One day I might find the strength to talk openly about the physical and emotional turmoil that I have been through, and am still going through now, but what I will say is this. If I didn’t have the network that I had to lean on during the past eight days, I’m not sure how I could have survived.
This is the crux of it to me. Not every woman will feel the same as I do. Some won’t want to talk, and will get through the pain by picking themselves up and moving on as best they can, without having to discuss it with a single soul. This is perfectly OK. However, there will be others that will cope much better knowing that they aren’t in this alone. There are people that might want to hear other women’s stories. There are people that will need support from those around them as they transition through the various stages of their grief. This is why we need to talk about miscarriage.
Teachers need to talk about miscarriage in their sex education classes when they educate our future generations on the risks associated with pregnancy. Workplaces need to talk about miscarriage in their HR manuals when they outline bereavement policies and compassionate leave. Politicians and policy makers need to talk about miscarriage when they set out plans for the future of our healthcare systems, and psycho-social support systems. Doctors need to talk about miscarriage in clinics and centres and consultations. Families need to talk about miscarriage at the dinner table. Society at large needs to talk about miscarriage, to normalise it and shake off this taboo.
Let me leave you with a message from one of my followers.
“I just wanted you to know you’re not alone. We suffered a long drawn-out process of miscarriage the first time and then a shocking quick ‘almost died but then it was all over’ ruptured ectopic the second time. We went through both in silence. We only told a handful of close family/friends and for the most part pretended to the outside world that all was OK.
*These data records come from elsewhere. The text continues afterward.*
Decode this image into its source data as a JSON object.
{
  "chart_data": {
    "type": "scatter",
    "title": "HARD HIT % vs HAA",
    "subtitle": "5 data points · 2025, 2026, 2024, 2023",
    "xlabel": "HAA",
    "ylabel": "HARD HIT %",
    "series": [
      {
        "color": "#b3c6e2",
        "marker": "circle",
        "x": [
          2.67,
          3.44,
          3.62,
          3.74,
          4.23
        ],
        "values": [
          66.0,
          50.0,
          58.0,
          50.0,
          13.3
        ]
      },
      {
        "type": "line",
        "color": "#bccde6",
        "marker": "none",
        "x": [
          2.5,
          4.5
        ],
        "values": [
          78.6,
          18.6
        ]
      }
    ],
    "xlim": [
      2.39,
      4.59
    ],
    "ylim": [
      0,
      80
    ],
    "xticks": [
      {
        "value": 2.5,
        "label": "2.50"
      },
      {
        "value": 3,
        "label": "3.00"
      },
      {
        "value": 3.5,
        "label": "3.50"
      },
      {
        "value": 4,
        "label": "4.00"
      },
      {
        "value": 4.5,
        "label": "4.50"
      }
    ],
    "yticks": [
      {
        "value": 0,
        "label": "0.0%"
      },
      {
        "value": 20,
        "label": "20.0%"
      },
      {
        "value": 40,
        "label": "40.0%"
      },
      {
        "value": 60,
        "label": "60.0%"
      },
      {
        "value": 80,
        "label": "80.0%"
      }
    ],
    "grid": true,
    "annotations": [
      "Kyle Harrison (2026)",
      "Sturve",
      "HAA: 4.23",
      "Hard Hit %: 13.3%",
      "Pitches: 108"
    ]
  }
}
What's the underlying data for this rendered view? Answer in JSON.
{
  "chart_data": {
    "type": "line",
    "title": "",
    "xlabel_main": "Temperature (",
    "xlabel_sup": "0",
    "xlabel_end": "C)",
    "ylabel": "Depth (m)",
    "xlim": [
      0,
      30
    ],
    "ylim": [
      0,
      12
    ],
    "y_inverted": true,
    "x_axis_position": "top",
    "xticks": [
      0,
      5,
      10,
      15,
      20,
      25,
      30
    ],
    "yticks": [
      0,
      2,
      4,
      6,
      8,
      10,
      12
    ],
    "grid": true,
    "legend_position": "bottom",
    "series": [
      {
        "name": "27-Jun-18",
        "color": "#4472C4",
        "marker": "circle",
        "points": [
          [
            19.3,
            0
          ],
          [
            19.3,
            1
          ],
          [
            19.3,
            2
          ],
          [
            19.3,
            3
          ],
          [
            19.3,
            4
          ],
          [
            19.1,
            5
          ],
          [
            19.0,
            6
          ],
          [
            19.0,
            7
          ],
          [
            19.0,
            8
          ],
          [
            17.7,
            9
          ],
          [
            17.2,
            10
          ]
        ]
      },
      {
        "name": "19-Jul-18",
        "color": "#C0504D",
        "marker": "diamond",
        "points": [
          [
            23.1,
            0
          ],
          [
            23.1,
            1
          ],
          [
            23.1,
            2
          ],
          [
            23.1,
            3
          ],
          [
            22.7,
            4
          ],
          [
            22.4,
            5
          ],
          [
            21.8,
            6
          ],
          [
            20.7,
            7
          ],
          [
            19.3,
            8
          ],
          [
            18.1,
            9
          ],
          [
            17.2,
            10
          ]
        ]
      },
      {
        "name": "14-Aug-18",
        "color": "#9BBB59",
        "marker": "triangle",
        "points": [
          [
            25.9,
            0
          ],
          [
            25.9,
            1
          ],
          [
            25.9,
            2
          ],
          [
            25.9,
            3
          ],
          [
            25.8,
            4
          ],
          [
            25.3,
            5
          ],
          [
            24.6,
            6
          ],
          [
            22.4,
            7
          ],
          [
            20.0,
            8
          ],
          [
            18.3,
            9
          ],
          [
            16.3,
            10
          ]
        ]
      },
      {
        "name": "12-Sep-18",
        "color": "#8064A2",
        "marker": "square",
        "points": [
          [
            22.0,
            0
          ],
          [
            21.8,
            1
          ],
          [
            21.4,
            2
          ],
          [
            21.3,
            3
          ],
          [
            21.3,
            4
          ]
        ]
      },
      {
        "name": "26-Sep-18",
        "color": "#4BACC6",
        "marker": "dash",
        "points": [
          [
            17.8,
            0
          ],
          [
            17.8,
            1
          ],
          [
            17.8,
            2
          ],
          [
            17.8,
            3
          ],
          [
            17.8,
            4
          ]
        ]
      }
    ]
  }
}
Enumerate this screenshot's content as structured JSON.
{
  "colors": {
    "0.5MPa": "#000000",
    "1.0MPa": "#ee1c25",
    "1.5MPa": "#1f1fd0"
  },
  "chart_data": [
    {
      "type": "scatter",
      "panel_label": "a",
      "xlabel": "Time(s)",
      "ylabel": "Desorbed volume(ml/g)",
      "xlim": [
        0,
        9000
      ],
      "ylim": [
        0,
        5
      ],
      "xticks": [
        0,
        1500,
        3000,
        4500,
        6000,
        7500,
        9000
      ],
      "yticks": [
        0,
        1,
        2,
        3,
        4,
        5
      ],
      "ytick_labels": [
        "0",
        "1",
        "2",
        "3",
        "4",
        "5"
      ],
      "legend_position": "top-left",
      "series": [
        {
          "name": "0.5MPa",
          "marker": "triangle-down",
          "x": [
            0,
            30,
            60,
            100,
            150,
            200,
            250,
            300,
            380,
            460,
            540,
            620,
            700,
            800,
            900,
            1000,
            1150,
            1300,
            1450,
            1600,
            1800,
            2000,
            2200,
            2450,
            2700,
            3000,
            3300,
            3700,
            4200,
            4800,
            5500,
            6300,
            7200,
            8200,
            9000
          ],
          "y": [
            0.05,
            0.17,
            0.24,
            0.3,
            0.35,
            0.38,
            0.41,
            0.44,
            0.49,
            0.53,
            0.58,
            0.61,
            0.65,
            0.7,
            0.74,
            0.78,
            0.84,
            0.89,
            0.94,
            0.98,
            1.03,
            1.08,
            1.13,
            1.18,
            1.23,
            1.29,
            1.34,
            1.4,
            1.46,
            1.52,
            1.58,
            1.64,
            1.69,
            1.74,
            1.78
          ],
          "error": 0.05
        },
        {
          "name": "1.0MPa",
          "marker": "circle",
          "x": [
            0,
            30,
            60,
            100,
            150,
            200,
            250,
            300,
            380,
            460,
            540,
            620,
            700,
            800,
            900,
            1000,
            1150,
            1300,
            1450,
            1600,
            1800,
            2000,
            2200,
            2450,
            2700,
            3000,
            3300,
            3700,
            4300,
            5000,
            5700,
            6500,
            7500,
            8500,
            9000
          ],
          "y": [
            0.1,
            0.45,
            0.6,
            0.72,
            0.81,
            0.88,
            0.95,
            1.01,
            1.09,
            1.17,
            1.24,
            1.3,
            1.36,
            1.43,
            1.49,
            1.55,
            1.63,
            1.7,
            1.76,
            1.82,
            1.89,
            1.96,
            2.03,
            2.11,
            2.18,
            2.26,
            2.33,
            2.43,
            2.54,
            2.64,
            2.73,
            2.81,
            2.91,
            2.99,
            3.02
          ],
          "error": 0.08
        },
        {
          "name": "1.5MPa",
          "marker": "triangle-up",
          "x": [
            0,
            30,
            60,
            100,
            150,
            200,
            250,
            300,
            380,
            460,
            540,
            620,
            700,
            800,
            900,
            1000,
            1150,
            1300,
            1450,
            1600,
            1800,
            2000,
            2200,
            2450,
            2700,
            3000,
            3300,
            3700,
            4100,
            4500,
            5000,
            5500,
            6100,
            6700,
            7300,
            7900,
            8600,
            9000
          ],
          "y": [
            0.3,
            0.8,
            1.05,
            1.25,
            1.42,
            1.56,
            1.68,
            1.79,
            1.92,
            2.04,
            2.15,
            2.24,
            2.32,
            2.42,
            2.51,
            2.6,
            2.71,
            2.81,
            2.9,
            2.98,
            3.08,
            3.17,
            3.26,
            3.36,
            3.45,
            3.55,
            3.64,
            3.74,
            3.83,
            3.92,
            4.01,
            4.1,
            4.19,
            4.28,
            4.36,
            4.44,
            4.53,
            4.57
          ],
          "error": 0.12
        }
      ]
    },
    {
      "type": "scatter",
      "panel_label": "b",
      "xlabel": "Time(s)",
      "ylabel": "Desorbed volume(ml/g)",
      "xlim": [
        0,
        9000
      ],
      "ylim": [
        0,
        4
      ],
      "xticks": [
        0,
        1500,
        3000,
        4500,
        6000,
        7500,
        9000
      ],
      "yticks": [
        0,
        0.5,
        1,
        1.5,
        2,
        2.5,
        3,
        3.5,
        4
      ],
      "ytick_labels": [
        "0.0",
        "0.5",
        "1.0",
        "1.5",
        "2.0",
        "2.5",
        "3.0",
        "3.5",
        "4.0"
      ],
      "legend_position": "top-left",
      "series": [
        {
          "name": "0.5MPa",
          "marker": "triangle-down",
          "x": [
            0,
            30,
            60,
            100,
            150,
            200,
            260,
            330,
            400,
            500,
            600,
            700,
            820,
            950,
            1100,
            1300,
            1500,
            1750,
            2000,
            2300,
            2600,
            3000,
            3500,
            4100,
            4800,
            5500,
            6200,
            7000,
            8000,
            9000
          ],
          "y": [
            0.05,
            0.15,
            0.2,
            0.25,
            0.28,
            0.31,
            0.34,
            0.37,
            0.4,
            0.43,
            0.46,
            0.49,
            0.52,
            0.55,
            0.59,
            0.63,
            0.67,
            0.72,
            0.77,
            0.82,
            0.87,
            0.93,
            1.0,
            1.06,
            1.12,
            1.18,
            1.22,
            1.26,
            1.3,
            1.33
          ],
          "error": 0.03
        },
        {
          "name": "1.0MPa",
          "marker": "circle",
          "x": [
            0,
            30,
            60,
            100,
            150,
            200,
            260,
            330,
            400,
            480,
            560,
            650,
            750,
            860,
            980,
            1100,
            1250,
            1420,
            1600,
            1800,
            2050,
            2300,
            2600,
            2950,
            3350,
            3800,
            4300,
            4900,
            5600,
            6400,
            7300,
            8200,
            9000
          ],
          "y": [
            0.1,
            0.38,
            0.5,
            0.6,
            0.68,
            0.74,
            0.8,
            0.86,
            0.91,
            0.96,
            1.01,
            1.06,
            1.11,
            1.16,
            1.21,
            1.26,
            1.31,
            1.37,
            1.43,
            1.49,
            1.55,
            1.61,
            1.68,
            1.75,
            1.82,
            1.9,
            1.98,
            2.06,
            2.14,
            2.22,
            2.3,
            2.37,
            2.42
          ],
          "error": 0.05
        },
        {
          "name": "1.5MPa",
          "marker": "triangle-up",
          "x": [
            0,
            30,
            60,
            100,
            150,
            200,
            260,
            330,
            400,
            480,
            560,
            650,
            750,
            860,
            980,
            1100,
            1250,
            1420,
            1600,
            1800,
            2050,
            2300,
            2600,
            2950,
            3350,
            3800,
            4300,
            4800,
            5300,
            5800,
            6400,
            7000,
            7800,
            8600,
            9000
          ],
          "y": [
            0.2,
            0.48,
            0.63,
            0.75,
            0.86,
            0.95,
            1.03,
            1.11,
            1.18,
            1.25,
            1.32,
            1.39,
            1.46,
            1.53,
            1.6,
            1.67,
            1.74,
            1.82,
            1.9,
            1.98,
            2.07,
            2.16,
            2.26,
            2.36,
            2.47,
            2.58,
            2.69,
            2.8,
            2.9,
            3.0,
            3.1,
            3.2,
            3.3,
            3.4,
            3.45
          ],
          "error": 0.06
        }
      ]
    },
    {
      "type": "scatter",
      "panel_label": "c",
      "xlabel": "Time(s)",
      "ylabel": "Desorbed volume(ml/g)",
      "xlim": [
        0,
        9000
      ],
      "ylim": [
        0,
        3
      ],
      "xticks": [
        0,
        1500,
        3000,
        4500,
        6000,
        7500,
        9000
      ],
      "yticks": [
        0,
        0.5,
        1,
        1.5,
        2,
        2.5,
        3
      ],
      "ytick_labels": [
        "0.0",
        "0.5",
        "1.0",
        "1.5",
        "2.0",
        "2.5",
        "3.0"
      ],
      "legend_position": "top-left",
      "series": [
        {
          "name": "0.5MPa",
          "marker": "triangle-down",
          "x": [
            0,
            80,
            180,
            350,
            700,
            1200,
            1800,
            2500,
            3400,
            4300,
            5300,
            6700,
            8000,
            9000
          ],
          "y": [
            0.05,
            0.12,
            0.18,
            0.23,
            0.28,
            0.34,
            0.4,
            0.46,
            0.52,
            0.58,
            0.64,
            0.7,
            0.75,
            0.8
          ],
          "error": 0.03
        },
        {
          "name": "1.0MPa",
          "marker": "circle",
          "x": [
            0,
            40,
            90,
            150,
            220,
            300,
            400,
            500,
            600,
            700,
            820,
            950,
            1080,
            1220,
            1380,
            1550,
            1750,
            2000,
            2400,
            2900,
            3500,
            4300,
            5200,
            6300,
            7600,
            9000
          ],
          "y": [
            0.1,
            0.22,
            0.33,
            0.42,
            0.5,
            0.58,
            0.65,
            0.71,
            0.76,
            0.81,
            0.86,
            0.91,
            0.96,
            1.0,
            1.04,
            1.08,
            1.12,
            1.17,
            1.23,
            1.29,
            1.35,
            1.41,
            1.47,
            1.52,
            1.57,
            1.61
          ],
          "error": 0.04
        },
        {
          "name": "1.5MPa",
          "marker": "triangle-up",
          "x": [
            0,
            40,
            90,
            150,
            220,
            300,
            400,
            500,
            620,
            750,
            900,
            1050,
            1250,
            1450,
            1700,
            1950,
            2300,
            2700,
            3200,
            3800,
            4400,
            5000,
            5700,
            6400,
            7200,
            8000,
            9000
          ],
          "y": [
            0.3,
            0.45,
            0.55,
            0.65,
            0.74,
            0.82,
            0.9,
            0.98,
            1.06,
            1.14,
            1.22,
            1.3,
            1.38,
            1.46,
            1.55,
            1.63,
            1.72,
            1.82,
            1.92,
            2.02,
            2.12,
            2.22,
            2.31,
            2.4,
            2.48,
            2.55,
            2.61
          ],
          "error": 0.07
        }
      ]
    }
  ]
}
I think you posting publicly about what you’re going through is amazing. I’m not sure that you can understand at this raw stage that you are going through how much this will mean to other women going through this. Not that you need to be any kind of hero, you just need to get through this and ride the emotional rollercoaster as best you can. But speaking out about pregnancy loss is MASSIVE! We need to do that shit! We need to talk and talk and talk, we need to break the taboo!”
So I’m writing this post to do just that. To spread some awareness of this important issue, not for myself, but for the seventy-odd women who got in touch with me when I spoke up about what I was going through to offer their support and solidarity and understanding. This is for those incredible women and countless others who have suffered one of the most heartbreaking yet commonplace events that life can throw at a person and who have suffered in silence throughout.
Losing a child is a life altering experience. We need to talk about miscarriage.